The history of advertising can be fascinating and ultra-instructive. Some of my favorite texts have been:
- Adam Curtis's multi-part A Century of the Self
- Stuart Ewen's books on the history of "public relations," especially PR!: A Social History of Spin
- Manufacturing Consent: The Political Economy of the Mass Media by Herman and Chomsky
- The Hidden Persuaders, by Vance Packard. This book is often cited as the historical advent of the intelligent lay-public's engagement in what I call the "dialectic" with advertisers, but it didn't arrive until 1957. I wonder how much of a problem it is/was for consumers that we seem about 40 years behind the advertisers.
- Mythologies, by Roland Barthes
- anything by McLuhan and possibly his finest and foremost exponent in our day, Douglas Rushkoff.
Chomsky has often used the term "intellectual self-defense," but much of advertising now bypasses (or tries to) our rational, "intellectual" mind and instead appeals to the limbic, emotional brain, and even the "reptilian" brain stem. In my experience, studying ads is at first "intellectual" because we're so used to reading. But after some time, signals from the non-rational parts of your brain will arrive at your frontal cortex and you will gain some insight. This seems very much like reading an ambiguous text, because, unless you can find and buttonhole the main ad-entity behind the studied ad, you will only have interpretations.
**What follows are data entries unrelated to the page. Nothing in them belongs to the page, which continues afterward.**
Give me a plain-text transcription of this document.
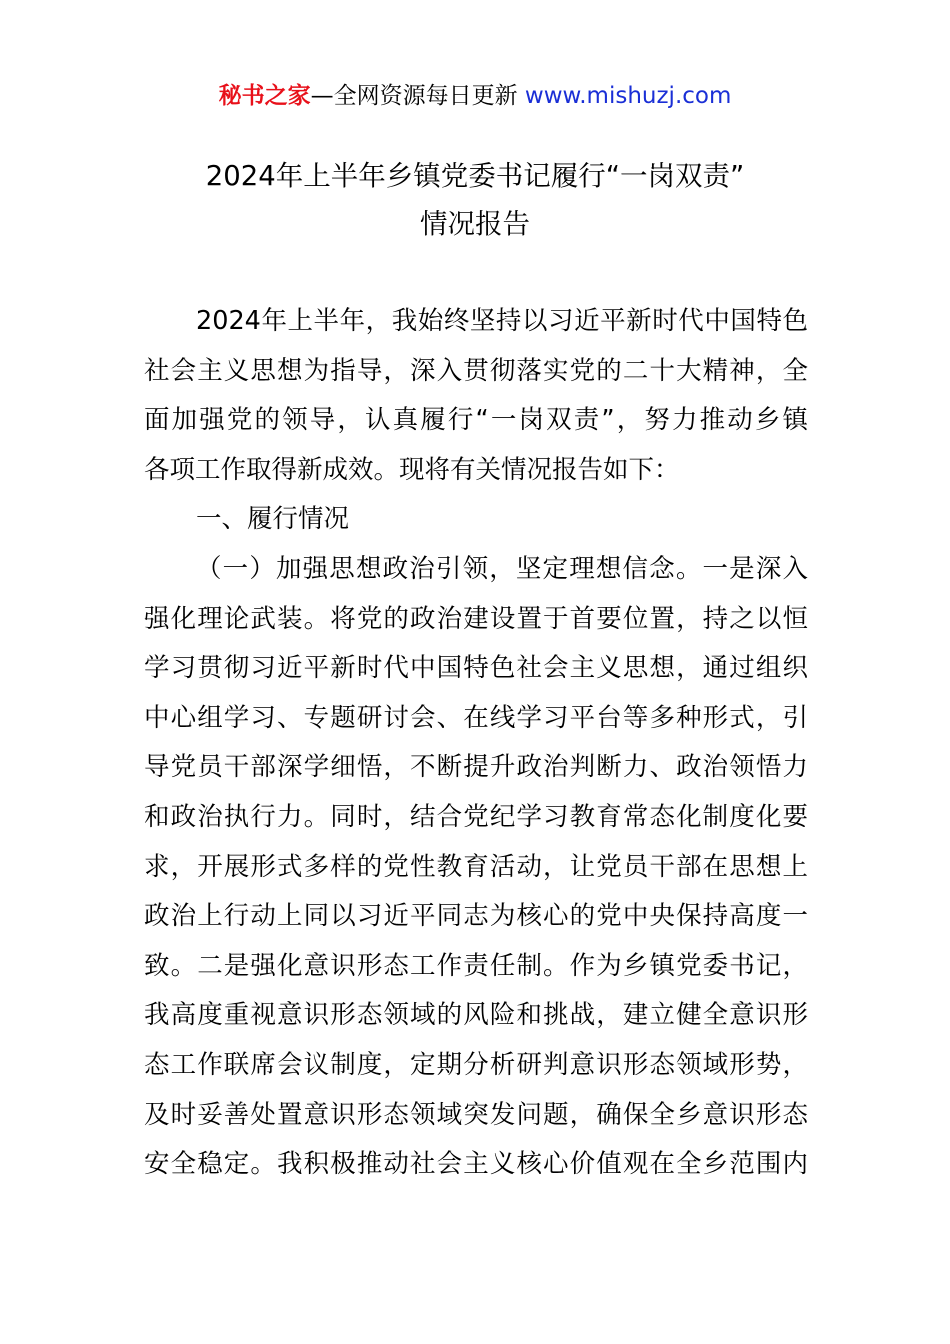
秘书之家—全网资源每日更新 www.mishuzj.com
2024年上半年乡镇党委书记履行“一岗双责”
情况报告
2024年上半年，我始终坚持以习近平新时代中国特色
社会主义思想为指导，深入贯彻落实党的二十大精神，全
面加强党的领导，认真履行“一岗双责”，努力推动乡镇
各项工作取得新成效。现将有关情况报告如下：
一、履行情况
（一）加强思想政治引领，坚定理想信念。一是深入
强化理论武装。将党的政治建设置于首要位置，持之以恒
学习贯彻习近平新时代中国特色社会主义思想，通过组织
中心组学习、专题研讨会、在线学习平台等多种形式，引
导党员干部深学细悟，不断提升政治判断力、政治领悟力
和政治执行力。同时，结合党纪学习教育常态化制度化要
求，开展形式多样的党性教育活动，让党员干部在思想上
政治上行动上同以习近平同志为核心的党中央保持高度一
致。二是强化意识形态工作责任制。作为乡镇党委书记，
我高度重视意识形态领域的风险和挑战，建立健全意识形
态工作联席会议制度，定期分析研判意识形态领域形势，
及时妥善处置意识形态领域突发问题，确保全乡意识形态
安全稳定。我积极推动社会主义核心价值观在全乡范围内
Make yours rich!
We like to convince ourselves we're impervious to the power of ads, that they're strictly for schmucks. How wrong we are. They are an exceedingly rich source for probing the deep structure of the paideuma.
I hope you enjoyed my little piece on hacking advertising. You may be aware I was changing fonts throughout, in hopes of maintaining your interest. I also employed some big-assed font sizes, hoping to keep you reading. You may also have noted this blogspew appeared on April 1st, and wonder if the OG-dude is playing your for a Fool.
Again, you will only have interpretations.
Are we cool?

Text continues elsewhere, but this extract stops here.